Like you, I am interested in society. I love people, but at a distance if that makes since. That's awesome about he Social work program. I hope you get in! I am majoring in sociology. It has taking me a lot of changing majors and taking breaks from school (I'm 25) to make a decision about what I want to do career wise. I decided I just wanted to help people. I'm interested in global issues. Actually I am interested in a lot intellectually, but I feel myself gravitating towards sociology more and more. What to do with a sociology degree is a completely blank for me though.

Like you, I am really good with children too. I don't know what it is but the whole kids thing comes really naturally to me. Kids make me happy because of there mind frame. Being around kids is hilarious to me, fun, and makes me feel happy. I am good with animals as well.

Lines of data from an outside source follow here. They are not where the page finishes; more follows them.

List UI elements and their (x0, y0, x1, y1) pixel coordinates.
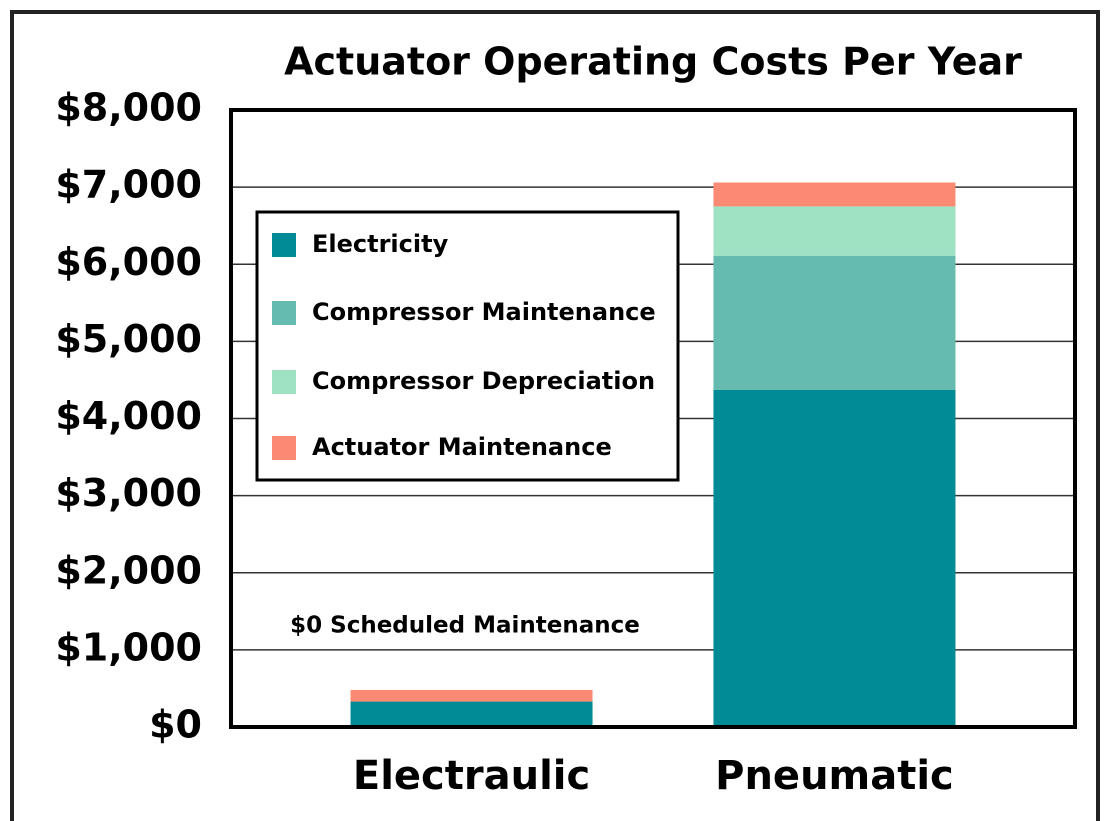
legend-label: Actuator Maintenance (312, 433, 612, 461)
legend-swatch (272, 370, 296, 394)
bar-segment (350, 701, 593, 727)
y-tick-label: $8,000 (55, 86, 202, 130)
legend-label: Compressor Maintenance (312, 298, 656, 326)
y-tick-label: $4,000 (55, 394, 202, 438)
x-tick-label: Pneumatic (715, 753, 954, 799)
bar-segment (713, 389, 956, 727)
annotation: $0 Scheduled Maintenance (290, 613, 640, 639)
y-tick-label: $5,000 (55, 317, 202, 361)
legend-label: Electricity (312, 230, 449, 258)
legend-swatch (272, 436, 296, 460)
legend-swatch (272, 301, 296, 325)
bar-segment (713, 255, 956, 390)
x-tick-label: Electraulic (353, 753, 590, 799)
y-tick-label: $0 (149, 703, 202, 747)
bar-segment (350, 689, 593, 702)
chart-title: Actuator Operating Costs Per Year (284, 40, 1022, 84)
plot-frame (229, 108, 1077, 729)
frame (10, 10, 1100, 821)
y-tick-label: $2,000 (55, 548, 202, 592)
bar-segment (713, 182, 956, 207)
legend-label: Compressor Depreciation (312, 367, 655, 395)
legend-box (255, 210, 680, 482)
y-tick-label: $3,000 (55, 471, 202, 515)
legend-swatch (272, 233, 296, 257)
y-tick-label: $1,000 (55, 625, 202, 669)
y-tick-label: $6,000 (55, 240, 202, 284)
bar-segment (713, 206, 956, 256)
y-tick-label: $7,000 (55, 163, 202, 207)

That's funny that you say "vibes" because that's how I explain it to those closest to me. Mine are always right too. Sometimes I will get a bad vibe out of no where, that signals that something is not right. I can't pinpoint it but I usually find out later that something is wrong or within a couple days something out of control goes wrong. These days, if I get a bad vibe from a person I don't question myself and I stay away from them completely. I surround myself around people I get good vibes from.

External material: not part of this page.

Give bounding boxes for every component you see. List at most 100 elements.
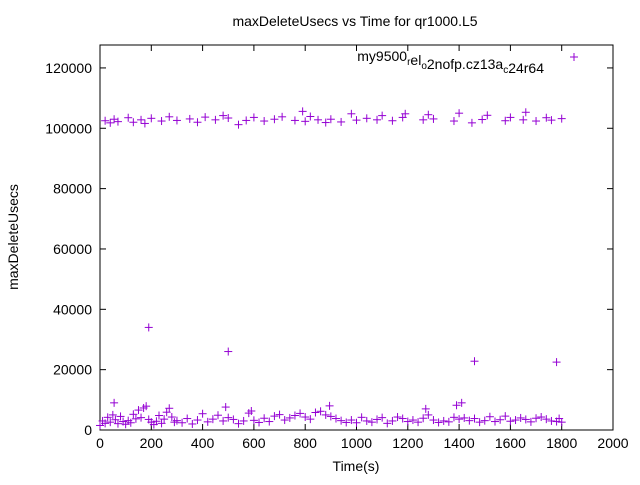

I struggle with the vibes I get from people too, especially in public it is really hard for me to be myself. I am working on ignoring that when I am in public. I think it is all about finding a balance with using the intuitive skills too. Finding out when to listen to them and when to ignore them.

I have struggled with not fitting in through out my life too. I honestly for the longest time thought everyone was empathetic and had the intuitive skills. I am starting to see that I really am rare and not everyone is like me and it explains why I haven't really fit in anywhere and why I have such strong nagging feelings about certain people places and things.

Like you, I am gentle and a good listener. I like to believe I have a beautiful old soul. My ability to relate to people one on one amazes even me sometimes.

TheBub, I have wondered this as well.

For all the INTJs on here, my cousin and best friend is one. Also, I have another friend that is an INTJ. I love INTJs. My cousin and I always say she is the brain and I am the heart. I am also hilariously silly around INTJs. They bring out something in me that makes me feel at ease and happy. Plus, if I am being too sensitive my cousin will slap it out of me and make me see that their are other ways to think about things. Anyway, I have a lot of love for INTJs.

My fiance and I are complete opposites. We have a really great balance though.